L'aérostress, la trouille en altitude

Dans l'avion, les femmes se maquillent, doucereuses, arrosent l'habitacle d'un mauvais parfum à l'odeur saumâtre, comme s'il fallait être belles pour affronter la mort précoce, cet accident d'avion qui n'attend pas.

Les plus studieux insèrent, lorsque le capitaine annonce un passage de turbulences, un marque-page dans leur roman pourri - ce passe-temps délétère - peut-être pour se mettre à la page, déjà, dans leur cercueil de verre. 

Les autres dorment, attendent la faucheuse dans un sommeil profond, à l'aube du repos éternel, douce mort, petite fin, l'agonie facile sans la souffrance, sans les atermoiements du rejet physique. 

On réfléchit. On tergiverse. Et si on s'écrasait?

Donc non, personne n'est vraiment égal à bord d'un avion: il y'a les peureux qui ne ferment jamais l'œil; les attentistes qui sommeillent et les habitués qui travaillent, lieu de connivence aérien où la trouille pusillanime des uns ne vaut que l'indifférence totale des autres.

Dans les travées désespérées de l'habitacle d'un avion de ligne, on est abonné aux confins de son existence. On réfléchit. On tergiverse. Et si on s'écrasait? Et si, au fond, ce vol n'était qu'un aller simple pour l'éternité?

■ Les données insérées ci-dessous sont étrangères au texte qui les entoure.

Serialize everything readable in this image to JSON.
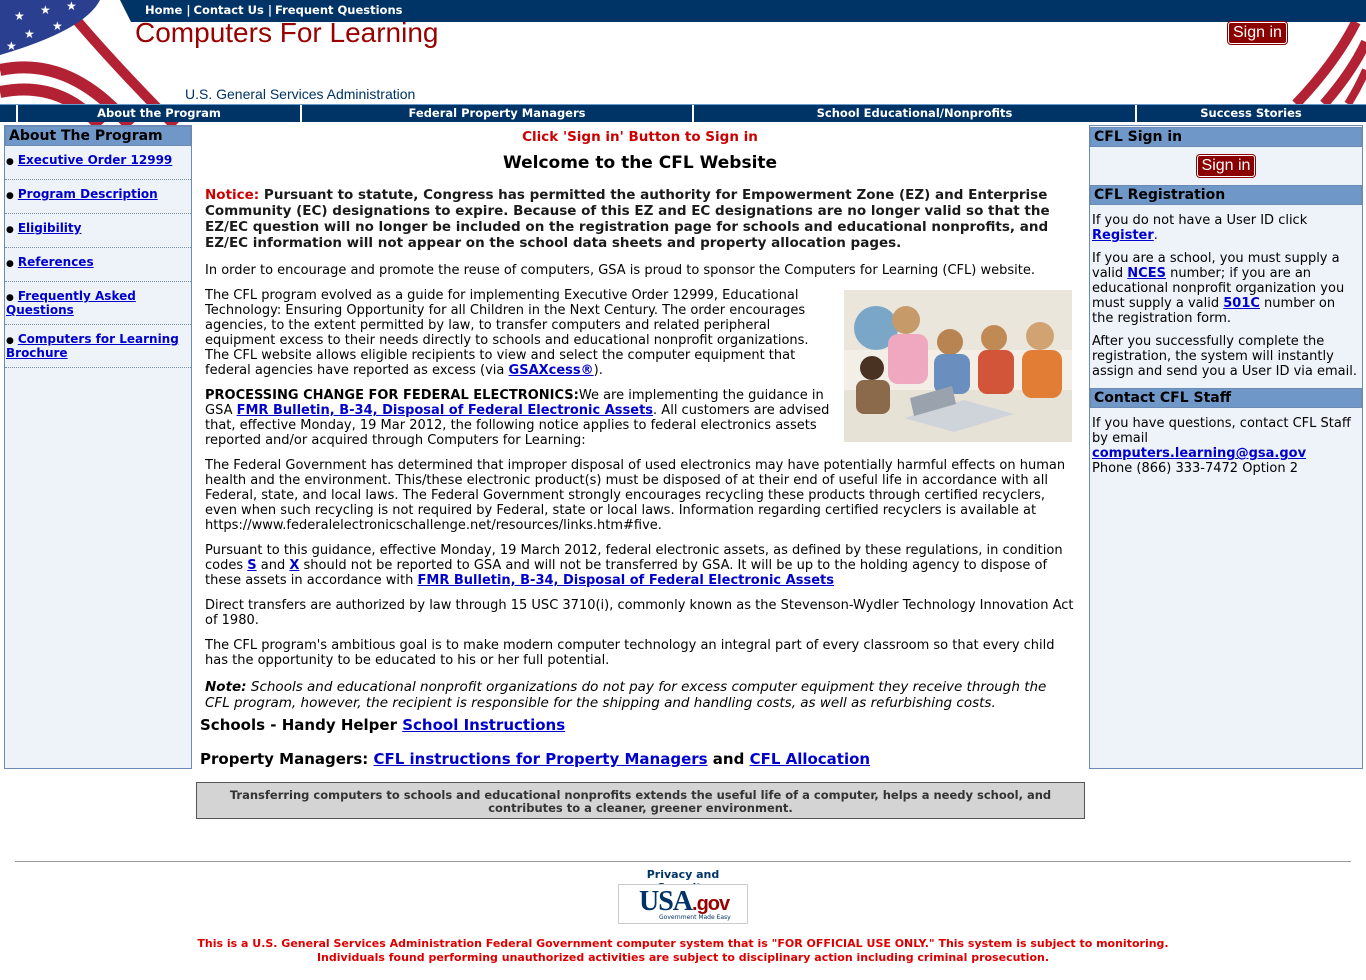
{
  "top_links": [
    "Home",
    "Contact Us",
    "Frequent Questions"
  ],
  "header": {
    "site_title": "Computers For Learning",
    "agency": "U.S. General Services Administration",
    "sign_in": "Sign in"
  },
  "nav": [
    "About the Program",
    "Federal Property Managers",
    "School Educational/Nonprofits",
    "Success Stories"
  ],
  "left": {
    "heading": "About The Program",
    "items": [
      "Executive Order 12999",
      "Program Description",
      "Eligibility",
      "References",
      "Frequently Asked Questions",
      "Computers for Learning Brochure"
    ]
  },
  "main": {
    "signin_msg": "Click 'Sign in' Button to Sign in",
    "welcome": "Welcome to the CFL Website",
    "notice_label": "Notice:",
    "notice_text": "Pursuant to statute, Congress has permitted the authority for Empowerment Zone (EZ) and Enterprise Community (EC) designations to expire. Because of this EZ and EC designations are no longer valid so that the EZ/EC question will no longer be included on the registration page for schools and educational nonprofits, and EZ/EC information will not appear on the school data sheets and property allocation pages.",
    "p_intro": "In order to encourage and promote the reuse of computers, GSA is proud to sponsor the Computers for Learning (CFL) website.",
    "p_evolved": "The CFL program evolved as a guide for implementing Executive Order 12999, Educational Technology: Ensuring Opportunity for all Children in the Next Century. The order encourages agencies, to the extent permitted by law, to transfer computers and related peripheral equipment excess to their needs directly to schools and educational nonprofit organizations. The CFL website allows eligible recipients to view and select the computer equipment that federal agencies have reported as excess (via ",
    "gsaxcess_link": "GSAXcess®",
    "p_evolved_end": ").",
    "processing_label": "PROCESSING CHANGE FOR FEDERAL ELECTRONICS:",
    "processing_text": "We are implementing the guidance in GSA ",
    "fmr_link": "FMR Bulletin, B-34, Disposal of Federal Electronic Assets",
    "processing_text2": ". All customers are advised that, effective Monday, 19 Mar 2012, the following notice applies to federal electronics assets reported and/or acquired through Computers for Learning:",
    "p_disposal": "The Federal Government has determined that improper disposal of used electronics may have potentially harmful effects on human health and the environment. This/these electronic product(s) must be disposed of at their end of useful life in accordance with all Federal, state, and local laws. The Federal Government strongly encourages recycling these products through certified recyclers, even when such recycling is not required by Federal, state or local laws. Information regarding certified recyclers is available at https://www.federalelectronicschallenge.net/resources/links.htm#five.",
    "p_guidance_a": "Pursuant to this guidance, effective Monday, 19 March 2012, federal electronic assets, as defined by these regulations, in condition codes ",
    "code_s": "S",
    "p_guidance_b": " and ",
    "code_x": "X",
    "p_guidance_c": " should not be reported to GSA and will not be transferred by GSA. It will be up to the holding agency to dispose of these assets in accordance with ",
    "fmr_link2": "FMR Bulletin, B-34, Disposal of Federal Electronic Assets",
    "p_direct": "Direct transfers are authorized by law through 15 USC 3710(i), commonly known as the Stevenson-Wydler Technology Innovation Act of 1980.",
    "p_goal": "The CFL program's ambitious goal is to make modern computer technology an integral part of every classroom so that every child has the opportunity to be educated to his or her full potential.",
    "note_label": "Note:",
    "note_text": " Schools and educational nonprofit organizations do not pay for excess computer equipment they receive through the CFL program, however, the recipient is responsible for the shipping and handling costs, as well as refurbishing costs.",
    "schools_label": "Schools - Handy Helper ",
    "schools_link": "School Instructions",
    "pm_label": "Property Managers: ",
    "pm_link1": "CFL instructions for Property Managers",
    "pm_and": " and ",
    "pm_link2": "CFL Allocation",
    "transfer_text": "Transferring computers to schools and educational nonprofits extends the useful life of a computer, helps a needy school, and contributes to a cleaner, greener environment."
  },
  "right": {
    "signin_heading": "CFL Sign in",
    "sign_in": "Sign in",
    "reg_heading": "CFL Registration",
    "reg_p1": "If you do not have a User ID click ",
    "reg_link": "Register",
    "reg_p1_end": ".",
    "reg_p2a": "If you are a school, you must supply a valid ",
    "nces_link": "NCES",
    "reg_p2b": " number; if you are an educational nonprofit organization you must supply a valid ",
    "c501_link": "501C",
    "reg_p2c": " number on the registration form.",
    "reg_p3": "After you successfully complete the registration, the system will instantly assign and send you a User ID via email.",
    "contact_heading": "Contact CFL Staff",
    "contact_p": "If you have questions, contact CFL Staff by email ",
    "contact_email": "computers.learning@gsa.gov",
    "contact_phone": "Phone (866) 333-7472 Option 2"
  },
  "footer": {
    "privacy": "Privacy and Security",
    "usagov_main": "USA",
    "usagov_gov": ".gov",
    "usagov_sub": "Government Made Easy",
    "warning_line1": "This is a U.S. General Services Administration Federal Government computer system that is \"FOR OFFICIAL USE ONLY.\" This system is subject to monitoring.",
    "warning_line2": "Individuals found performing unauthorized activities are subject to disciplinary action including criminal prosecution."
  }
}
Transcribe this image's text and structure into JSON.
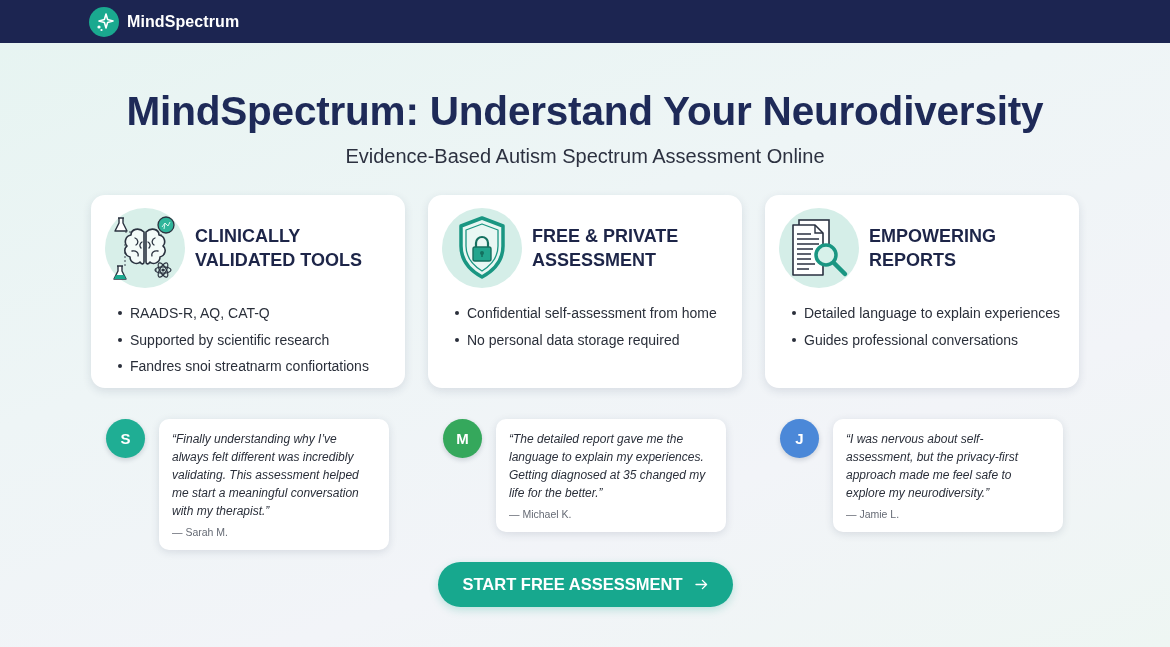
{
  "header": {
    "brand": "MindSpectrum"
  },
  "hero": {
    "title": "MindSpectrum: Understand Your Neurodiversity",
    "subtitle": "Evidence-Based Autism Spectrum Assessment Online"
  },
  "features": [
    {
      "kind": "brain",
      "title": "CLINICALLY VALIDATED TOOLS",
      "bullets": [
        "RAADS-R, AQ, CAT-Q",
        "Supported by scientific research",
        "Fandres snoi streatnarm confiortations"
      ]
    },
    {
      "kind": "shield",
      "title": "FREE & PRIVATE ASSESSMENT",
      "bullets": [
        "Confidential self-assessment from home",
        "No personal data storage required"
      ]
    },
    {
      "kind": "document",
      "title": "EMPOWERING REPORTS",
      "bullets": [
        "Detailed language to explain experiences",
        "Guides professional conversations"
      ]
    }
  ],
  "testimonials": [
    {
      "initial": "S",
      "color": "#1fae94",
      "quote": "“Finally understanding why I’ve always felt different was incredibly validating. This assessment helped me start a meaningful conversation with my therapist.”",
      "author": "— Sarah M."
    },
    {
      "initial": "M",
      "color": "#35a85c",
      "quote": "“The detailed report gave me the language to explain my experiences. Getting diagnosed at 35 changed my life for the better.”",
      "author": "— Michael K."
    },
    {
      "initial": "J",
      "color": "#4b88d8",
      "quote": "“I was nervous about self-assessment, but the privacy-first approach made me feel safe to explore my neurodiversity.”",
      "author": "— Jamie L."
    }
  ],
  "cta": {
    "label": "START FREE ASSESSMENT"
  }
}
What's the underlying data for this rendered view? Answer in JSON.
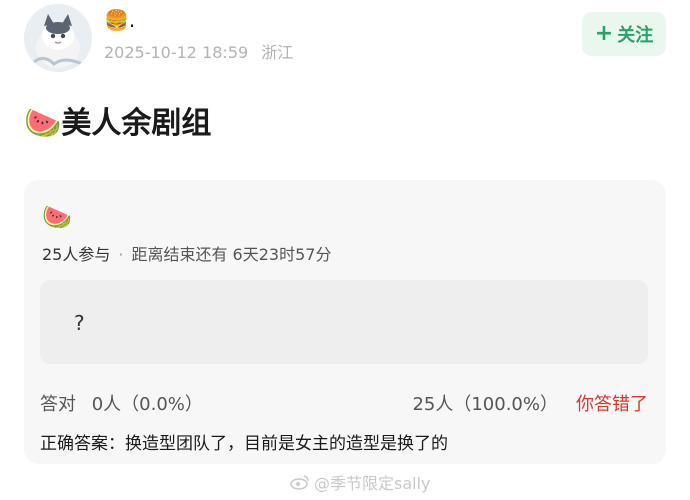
{
  "post": {
    "username": "🍔.",
    "date": "2025-10-12 18:59",
    "location": "浙江",
    "follow_label": "关注",
    "title_emoji": "🍉",
    "title": "美人余剧组"
  },
  "poll": {
    "emoji": "🍉",
    "participants": "25人参与",
    "deadline": "距离结束还有 6天23时57分",
    "option_text": "?",
    "correct_label": "答对",
    "correct_count": "0人（0.0%）",
    "wrong_count": "25人（100.0%）",
    "wrong_status": "你答错了",
    "answer": "正确答案：换造型团队了，目前是女主的造型是换了的"
  },
  "watermark": {
    "text": "@季节限定sally"
  }
}
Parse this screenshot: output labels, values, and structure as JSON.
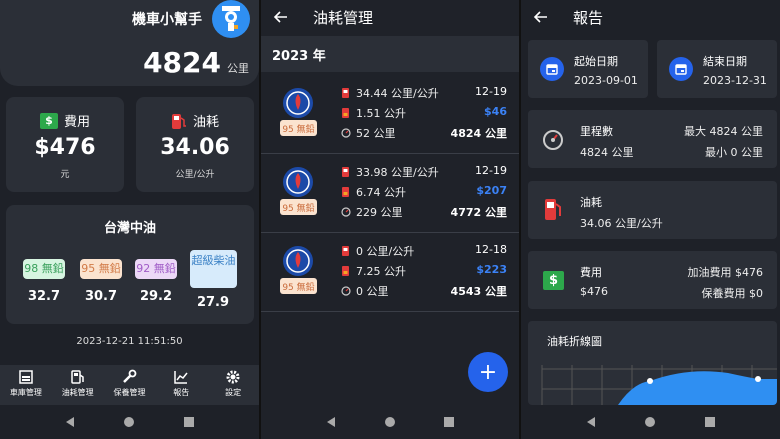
{
  "garage": {
    "app_title": "機車小幫手",
    "odometer_value": "4824",
    "odometer_unit": "公里",
    "expense_label": "費用",
    "expense_value": "$476",
    "expense_unit": "元",
    "fuel_label": "油耗",
    "fuel_value": "34.06",
    "fuel_unit": "公里/公升",
    "station_title": "台灣中油",
    "fuel_prices": [
      {
        "grade": "98 無鉛",
        "price": "32.7",
        "bg": "#d7f5e1",
        "fg": "#3aa05c"
      },
      {
        "grade": "95 無鉛",
        "price": "30.7",
        "bg": "#fbe3cf",
        "fg": "#d27b48"
      },
      {
        "grade": "92 無鉛",
        "price": "29.2",
        "bg": "#ecd8f7",
        "fg": "#a05cc7"
      },
      {
        "grade": "超級柴油",
        "price": "27.9",
        "bg": "#d7ebfb",
        "fg": "#3b82c6"
      }
    ],
    "datetime": "2023-12-21 11:51:50",
    "nav": [
      "車庫管理",
      "油耗管理",
      "保養管理",
      "報告",
      "設定"
    ]
  },
  "fuel_mgmt": {
    "title": "油耗管理",
    "year": "2023 年",
    "records": [
      {
        "efficiency": "34.44 公里/公升",
        "liters": "1.51 公升",
        "distance": "52 公里",
        "date": "12-19",
        "cost": "$46",
        "odometer": "4824 公里",
        "grade": "95 無鉛"
      },
      {
        "efficiency": "33.98 公里/公升",
        "liters": "6.74 公升",
        "distance": "229 公里",
        "date": "12-19",
        "cost": "$207",
        "odometer": "4772 公里",
        "grade": "95 無鉛"
      },
      {
        "efficiency": "0 公里/公升",
        "liters": "7.25 公升",
        "distance": "0 公里",
        "date": "12-18",
        "cost": "$223",
        "odometer": "4543 公里",
        "grade": "95 無鉛"
      }
    ],
    "fab_label": "+"
  },
  "report": {
    "title": "報告",
    "start_label": "起始日期",
    "start_date": "2023-09-01",
    "end_label": "結束日期",
    "end_date": "2023-12-31",
    "mileage_label": "里程數",
    "mileage_value": "4824 公里",
    "max_label": "最大 4824 公里",
    "min_label": "最小 0 公里",
    "fuel_label": "油耗",
    "fuel_value": "34.06 公里/公升",
    "expense_label": "費用",
    "expense_value": "$476",
    "refuel_cost": "加油費用 $476",
    "maint_cost": "保養費用 $0",
    "chart_title": "油耗折線圖"
  },
  "colors": {
    "accent": "#2563eb",
    "bg": "#1e2128",
    "card": "#2b2f37",
    "cost_blue": "#3b82f6"
  },
  "icons": [
    "back-arrow-icon",
    "dollar-icon",
    "gas-pump-icon",
    "calendar-icon",
    "speedometer-icon",
    "garage-icon",
    "wrench-icon",
    "chart-icon",
    "gear-icon"
  ]
}
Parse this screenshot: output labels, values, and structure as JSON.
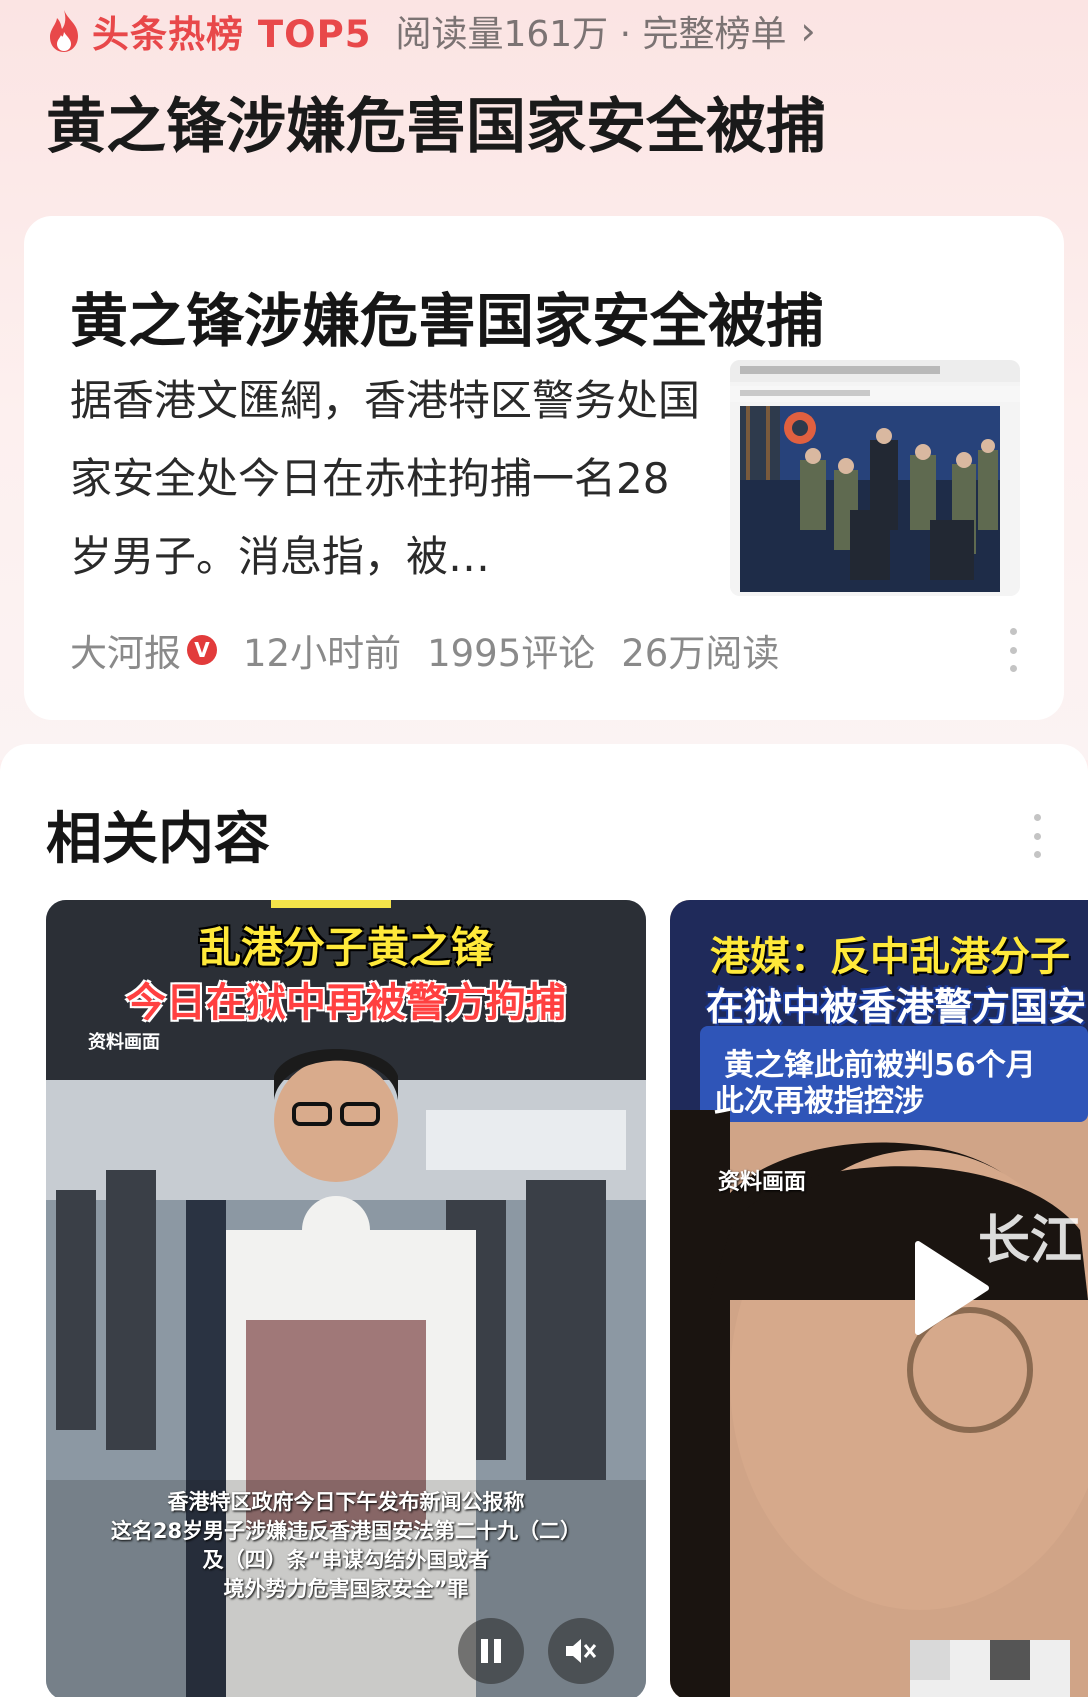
{
  "hot_list": {
    "title": "头条热榜 TOP5",
    "meta": "阅读量161万 · 完整榜单",
    "chevron": "›",
    "icon": "flame-icon",
    "color": "#e8484a"
  },
  "headline": "黄之锋涉嫌危害国家安全被捕",
  "article": {
    "title": "黄之锋涉嫌危害国家安全被捕",
    "summary": "据香港文匯網，香港特区警务处国家安全处今日在赤柱拘捕一名28岁男子。消息指，被…",
    "source": "大河报",
    "verified_badge": "V",
    "time": "12小时前",
    "comments": "1995评论",
    "reads": "26万阅读"
  },
  "related": {
    "title": "相关内容",
    "videos": [
      {
        "caption_top": "乱港分子黄之锋",
        "caption_sub": "今日在狱中再被警方拘捕",
        "label": "资料画面",
        "subtitle_lines": [
          "香港特区政府今日下午发布新闻公报称",
          "这名28岁男子涉嫌违反香港国安法第二十九（二）",
          "及（四）条“串谋勾结外国或者",
          "境外势力危害国家安全”罪"
        ]
      },
      {
        "caption_top": "港媒：反中乱港分子",
        "caption_sub": "在狱中被香港警方国安",
        "caption_box_1": "黄之锋此前被判56个月",
        "caption_box_2": "此次再被指控涉",
        "label": "资料画面",
        "watermark": "长江"
      }
    ]
  }
}
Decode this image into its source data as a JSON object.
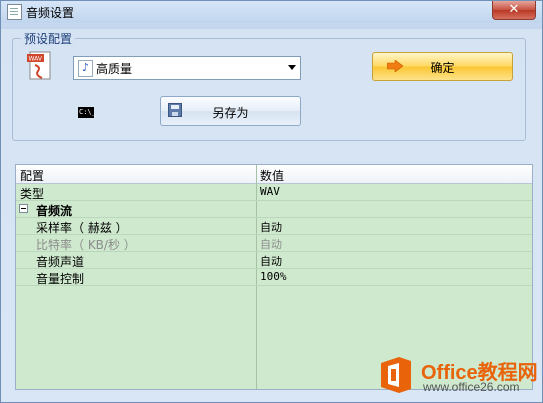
{
  "window": {
    "title": "音频设置",
    "close_label": "✕"
  },
  "preset": {
    "group_label": "预设配置",
    "selected": "高质量",
    "ok_label": "确定",
    "save_as_label": "另存为"
  },
  "grid": {
    "headers": [
      "配置",
      "数值"
    ],
    "rows": [
      {
        "key": "类型",
        "value": "WAV"
      },
      {
        "key": "音频流",
        "value": ""
      },
      {
        "key": "采样率（ 赫兹 ）",
        "value": "自动"
      },
      {
        "key": "比特率（ KB/秒 ）",
        "value": "自动"
      },
      {
        "key": "音频声道",
        "value": "自动"
      },
      {
        "key": "音量控制",
        "value": "100%"
      }
    ]
  },
  "watermark": {
    "brand": "Office教程网",
    "url": "www.office26.com"
  },
  "icons": {
    "file": "wav-file-icon",
    "note": "music-note-icon",
    "console": "console-icon",
    "disk": "floppy-disk-icon",
    "arrow": "orange-arrow-icon"
  },
  "colors": {
    "grid_background": "#cfe9cf",
    "ok_button": "#ffd860",
    "close_button": "#c7503f",
    "brand_orange": "#e8630a"
  }
}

Dans les mains des pilotes se tient le destin de passagers dévoués à la confiance absolue, des gens qui prient, dans une inconscience totale, que l'équipage manœuvre gaiement, un après-midi après s'être levé de bon pied, les enfants ayant sagement obéi à ranger leur chambre, leur compagne ayant fait des adieux conciliants, une journée de routine à 10'000 mètres d'altitude. 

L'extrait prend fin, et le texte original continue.